Saving for marriage was the furthest thing from my mind.
Soon I wished it hadn't been. As I entered the fog of love,
expenses the size of Mack trucks were barreling my way. Over a
short six month period they hit me dead on: Ring. Honeymoon.
New apartment.
And that was just the beginning. After the wedding was
over, the expenses kept coming at me full speed. My wife didn't
expect much, but it was clear some things would have to
change. For one, she didn't share my passion for fast food and
insisted on these things called "three course meals," complete
with terrible tasting (but expensive) fruits and vegetables.
Suddenly I was spending more than just spare change on food.
And her tyranny extended beyond the kitchen. She deflated my
blow-up couch and tossed the old chairs. Of course my twin,
frat-house bed was no longer going to cut it. We needed some
furniture. To my surprise my wife wasn't even impressed by the
nicer items I'd thrown money at before we met. Early in our
relationship, as we talked over dinner, I had asked her what she
thought of my new truck. "I don't remember," she said. "Is it
blue?"
She was even less thrilled about something else I brought
into the marriage: a two thousand dollar balance on my credit
card. When she pledged her love and faithfulness, she was
getting more than just love and faithfulness in return.
Though we've cleared most of those early financial hurdles,
it was a trying time. The learning curve was steep. If I could go
back, my first priority would have been to have built a savings
account. Having something put away would have reduced the
tension and done wonders for our peace of mind.
But I hadn't had the presence of mind to do that. And if my
friends are any indication, I'm not alone. After a long
bachelorhood, a longtime friend recently dated and married a
girl in a relatively short period of time. Though he had made
great money in his previous job, he spent most of it. Of course
he had things to show for it: a cool car, a Rolex watch and
probably the nicest wardrobe I've seen in a man's possession.
But in order to pursue the long-distance relationship, he ended
up quitting his job and moving. Last time I talked with him, he
was uncertain about the future and money was getting tight. I'm
sure if he could go back, he would have left that Rolex behind
the store glass.
The strange thing about not preparing financially for
marriage is that we go to all kinds of trouble to get ready for
marriage in other ways. We hit the gym, tan and fuss in front of
mirrors, all in hopes of attracting a mate. And not all measures
we take are superficial. Many singles devour books about
"finding the perfect partner" or how to detect when "he's just not
that into you." Others immerse themselves in their favorite
webzine, reading articles by professors with hard-to-pronounce
last names. Some even seek counseling to smooth the rough
spots off their personalities. Though we go to such lengths,
financial preparedness rarely enters our minds. This despite the
fact that having some money socked away (more than a good
tan or buffed body) is what can really make the early years of
marriage more pleasant.
Saving for marriage isn't just smart; it's biblical too. Part of
the maturation process, especially for men, is becoming capable
of providing for a partner and a family. The bible has some
sobering words about financial responsibility.

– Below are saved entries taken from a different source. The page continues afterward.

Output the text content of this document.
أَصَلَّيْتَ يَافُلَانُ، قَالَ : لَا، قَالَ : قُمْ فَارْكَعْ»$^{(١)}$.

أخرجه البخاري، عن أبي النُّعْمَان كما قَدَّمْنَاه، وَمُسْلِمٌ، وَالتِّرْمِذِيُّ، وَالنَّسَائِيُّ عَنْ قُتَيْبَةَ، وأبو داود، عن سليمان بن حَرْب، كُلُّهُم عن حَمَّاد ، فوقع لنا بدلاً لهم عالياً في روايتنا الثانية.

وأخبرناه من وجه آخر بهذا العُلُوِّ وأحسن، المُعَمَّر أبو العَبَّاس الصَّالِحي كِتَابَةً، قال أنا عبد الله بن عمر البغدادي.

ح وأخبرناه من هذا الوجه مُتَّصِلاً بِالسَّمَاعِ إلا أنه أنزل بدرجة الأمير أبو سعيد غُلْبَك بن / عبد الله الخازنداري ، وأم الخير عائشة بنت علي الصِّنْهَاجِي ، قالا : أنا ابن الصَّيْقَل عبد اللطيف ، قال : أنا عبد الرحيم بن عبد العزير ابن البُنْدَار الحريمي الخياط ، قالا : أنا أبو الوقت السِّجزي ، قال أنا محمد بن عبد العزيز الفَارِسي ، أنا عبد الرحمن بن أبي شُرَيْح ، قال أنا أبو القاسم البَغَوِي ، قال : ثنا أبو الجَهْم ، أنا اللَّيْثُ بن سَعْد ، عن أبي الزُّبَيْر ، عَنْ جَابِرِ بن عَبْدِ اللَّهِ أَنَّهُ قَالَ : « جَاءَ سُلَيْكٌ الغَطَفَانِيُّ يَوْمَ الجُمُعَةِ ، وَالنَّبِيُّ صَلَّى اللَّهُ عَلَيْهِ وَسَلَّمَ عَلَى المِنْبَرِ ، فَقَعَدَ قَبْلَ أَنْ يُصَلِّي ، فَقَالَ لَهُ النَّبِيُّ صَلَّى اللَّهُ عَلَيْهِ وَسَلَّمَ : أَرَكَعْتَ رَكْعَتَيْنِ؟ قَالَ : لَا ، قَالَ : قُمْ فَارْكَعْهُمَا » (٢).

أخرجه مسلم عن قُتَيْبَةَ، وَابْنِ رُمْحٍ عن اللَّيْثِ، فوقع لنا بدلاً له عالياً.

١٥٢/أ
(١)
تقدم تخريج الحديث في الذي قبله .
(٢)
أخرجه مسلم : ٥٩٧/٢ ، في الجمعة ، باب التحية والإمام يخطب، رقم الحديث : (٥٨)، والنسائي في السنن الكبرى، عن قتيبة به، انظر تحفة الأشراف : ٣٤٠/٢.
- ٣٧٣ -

"But if anyone does not provide for his
own, and especially for those of his household, he has denied
the faith and is worse than an unbeliever" (1 Timothy 5:8,
NASB).
Becoming a good provider shouldn't start after the confetti
flies. Instead of seeing the single years as a sanctioned flight
from fiscal responsibility, they should be viewed as a formative
time. A time to progress spiritually, emotionally and
financially. It's amazing just how much those three aspects of
your development can end up affecting each other.
If you're a single guy, you have a unique chance to bless
your future wife right now. Setting aside just a little money every
month will enable you to provide some much-needed security at
the outset of your marriage. Take it from me and my married
friends: In the long run, that will mean a lot more to your bride
than a fancy truck or a shiny watch.